Nevertheless, there have been mixed messages from Sanctuary Buildings. In 2013, the department said that if a Reception baseline were introduced, it could consider making the KS1 assessments non-statutory. In the end, it decided to introduce a non-statutory Reception baseline and keep the KS1 tests as they were. But in 2015, Nicky Morgan, the then education secretary, began talking about a “rigour revolution” and the need to ensure the KS1 assessments were “robust and rigorous”.

Her “rigorous” stance appeared to be a response to the vast majority of primaries choosing a Reception baseline assessment that was based on teachers’ observations rather than tasks or tests.

That attempt at introducing a Reception baseline collapsed in 2016. But the government has just awarded a contract for the new baseline assessments to be developed - this time promising it will scrap KS1 tests if it is successful. So could this flip-flopping have fuelled schools’ distrust over whether KS1 really is lower stakes than it used to be?

Parents are similarly confused about the Sats. Mock tests may be done by schools, but many of the revision practices rely on parents. And some feel stuck in the middle and fear that their involvement only ratchets up the pressure surrounding the testing. “I was very unimpressed to be sent what were essentially past papers for my seven-year-old to do over the holidays,” says one mother in West Sussex. In her case, the school also asked parents to work through the “quizzes” that their children had done in class, when they got home. Parents were expected to make sure the new working was done in a different colour and that the quizzes were returned to school.

“My concern is not only the amount of work the children are expected to do in the holidays, but the involvement of parents,” the mother says. “It starts creating a Sats competition [between parents], which I don’t think would happen if it was handled in the classroom. I haven’t gone through the paper, but part of me is finding it difficult not to. I want to support my child. I’m prepared to do stuff to support the school. But it is not a useful exercise for him.”

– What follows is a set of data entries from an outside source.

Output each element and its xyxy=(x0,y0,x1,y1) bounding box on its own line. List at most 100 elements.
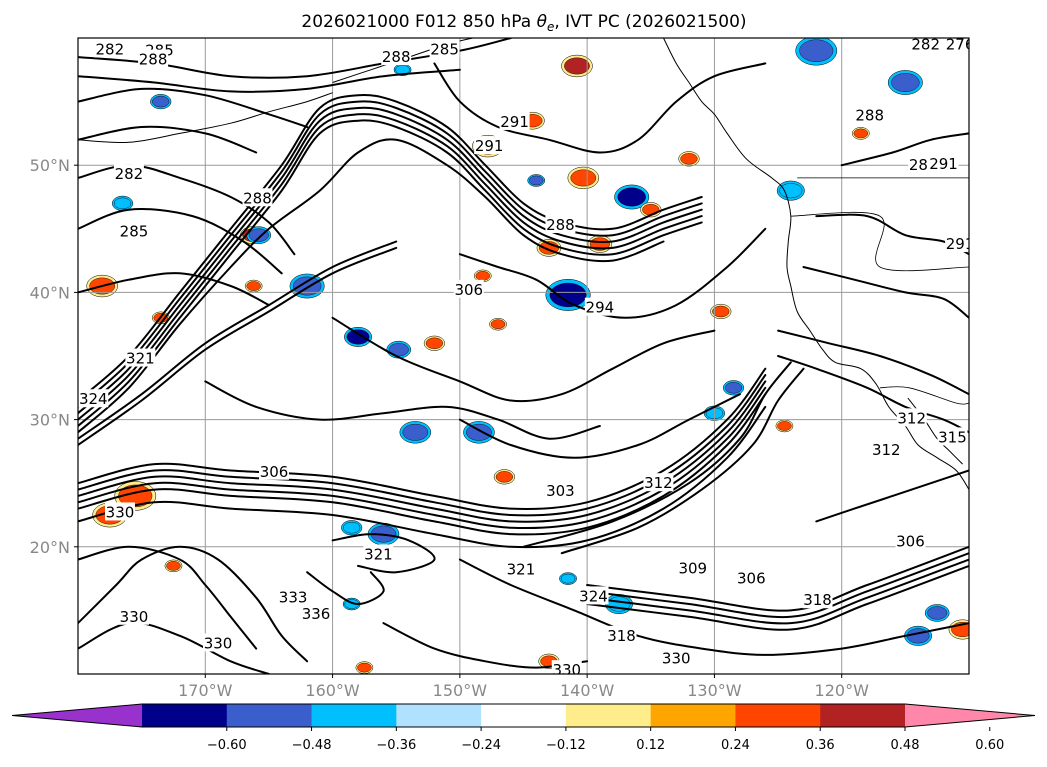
ivt-blob-2 xyxy=(564,57,590,75)
contour-label-24: 333 xyxy=(279,589,308,607)
contour-label-4: 288 xyxy=(382,48,411,66)
lon-tick-label-3: 140°W xyxy=(560,681,615,700)
contour-label-bg-20 xyxy=(505,559,536,578)
contour-label-10: 288 xyxy=(546,216,575,234)
contour-label-bg-37 xyxy=(854,105,885,124)
contour-31 xyxy=(331,316,716,403)
colorbar-extend-high xyxy=(905,704,1035,727)
ivt-blob-41 xyxy=(357,662,372,673)
colorbar-segment-6 xyxy=(650,704,737,727)
contour-15 xyxy=(560,367,805,555)
contour-1 xyxy=(78,100,703,408)
contour-label-bg-39 xyxy=(945,234,969,253)
colorbar-segment-8 xyxy=(820,704,906,727)
contour-label-29: 318 xyxy=(607,627,636,645)
colorbar-label-9: 0.60 xyxy=(975,738,1004,753)
ivt-blob-13 xyxy=(248,228,269,242)
contour-label-15: 306 xyxy=(260,463,289,481)
ivt-blob-3 xyxy=(570,169,597,187)
colorbar-label-6: 0.24 xyxy=(721,738,750,753)
contour-label-8: 291 xyxy=(475,137,504,155)
contour-32 xyxy=(204,380,601,440)
contour-label-bg-34 xyxy=(937,427,968,446)
contour-29 xyxy=(433,62,767,154)
contour-16 xyxy=(586,545,969,612)
colorbar-segment-5 xyxy=(565,704,652,727)
contour-42 xyxy=(840,132,969,167)
contour-7 xyxy=(78,246,398,446)
contour-label-bg-23 xyxy=(895,531,926,550)
contour-label-11: 306 xyxy=(454,281,483,299)
colorbar-label-1: −0.48 xyxy=(292,738,332,753)
border-2 xyxy=(790,211,969,272)
contour-33 xyxy=(458,393,741,459)
contour-17 xyxy=(586,552,969,619)
contour-label-bg-29 xyxy=(606,625,637,644)
contour-18 xyxy=(586,558,969,625)
contour-label-26: 324 xyxy=(579,587,608,605)
colorbar-segment-7 xyxy=(735,704,821,727)
contour-label-9: 291 xyxy=(500,113,529,131)
contour-label-22: 306 xyxy=(737,570,766,588)
contour-label-bg-3 xyxy=(429,39,460,58)
ivt-blob-33 xyxy=(777,421,792,431)
contour-label-35: 318 xyxy=(803,591,832,609)
contour-label-17: 312 xyxy=(644,474,673,492)
contour-label-25: 336 xyxy=(302,605,331,623)
contour-label-41: 282 xyxy=(911,35,940,53)
ivt-blob-19 xyxy=(490,319,506,330)
ivt-blob-44 xyxy=(891,73,920,92)
lat-tick-label-0: 50°N xyxy=(30,156,70,175)
lat-tick-label-1: 40°N xyxy=(30,283,70,302)
colorbar-label-7: 0.36 xyxy=(806,738,835,753)
contour-label-bg-27 xyxy=(119,606,150,625)
contour-label-bg-9 xyxy=(499,111,530,130)
contour-label-bg-24 xyxy=(278,587,309,606)
contour-label-bg-18 xyxy=(105,502,136,521)
lat-tick-label-3: 20°N xyxy=(30,538,70,557)
contour-label-19: 321 xyxy=(364,545,393,563)
contour-label-16: 303 xyxy=(546,482,575,500)
contour-label-bg-40 xyxy=(945,38,969,53)
contour-13 xyxy=(78,405,767,549)
ivt-blob-26 xyxy=(343,522,361,534)
contour-label-bg-26 xyxy=(578,586,609,605)
contour-label-bg-0 xyxy=(94,39,125,58)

Madeleine Holt, spokesperson of More than a Score - an alliance of parent groups and educational groups - says this internal conflict is common. “In the current climate of fear and results-driven accountability, it is totally understandable why schools feel obliged to increase homework and extra Sats preparation in both Year 6 and Year 2,” she says. “But it puts some parents in a very difficult position. They want to help their child, but they are increasingly uneasy about the pressure even seven-year-olds are now being put under.”

It is also tough for headteachers, who have to juggle the concerns of teachers, parents and Ofsted. “Ultimately, schools know that they will face difficult questions from Ofsted if their KS1 results are significantly below the national average and so, yes, there is certainly a pressure for schools to do well in that sense,” says James Bowen, director of middle-leaders’ union NAHT Edge.

“We have a system currently where everyone is set up in competition with each other when it comes to Sats. It’s a zero-sum game with everyone striving to be ‘above the national average’. I’m not sure that level of competition is entirely healthy.”

But Ellis says trying to buck the system - whether you are a teacher or a head - is not the answer. What is needed is a new system.

“It is really hard for school leaders,” she says. “This is not about evil headteachers putting the pressure on. It’s the system all the way through. We need a radical rethink of the assessment and accountability system. Schools are not being held accountable for the right things. We are being held accountable for a few numbers, in a few bits of a couple of subjects.”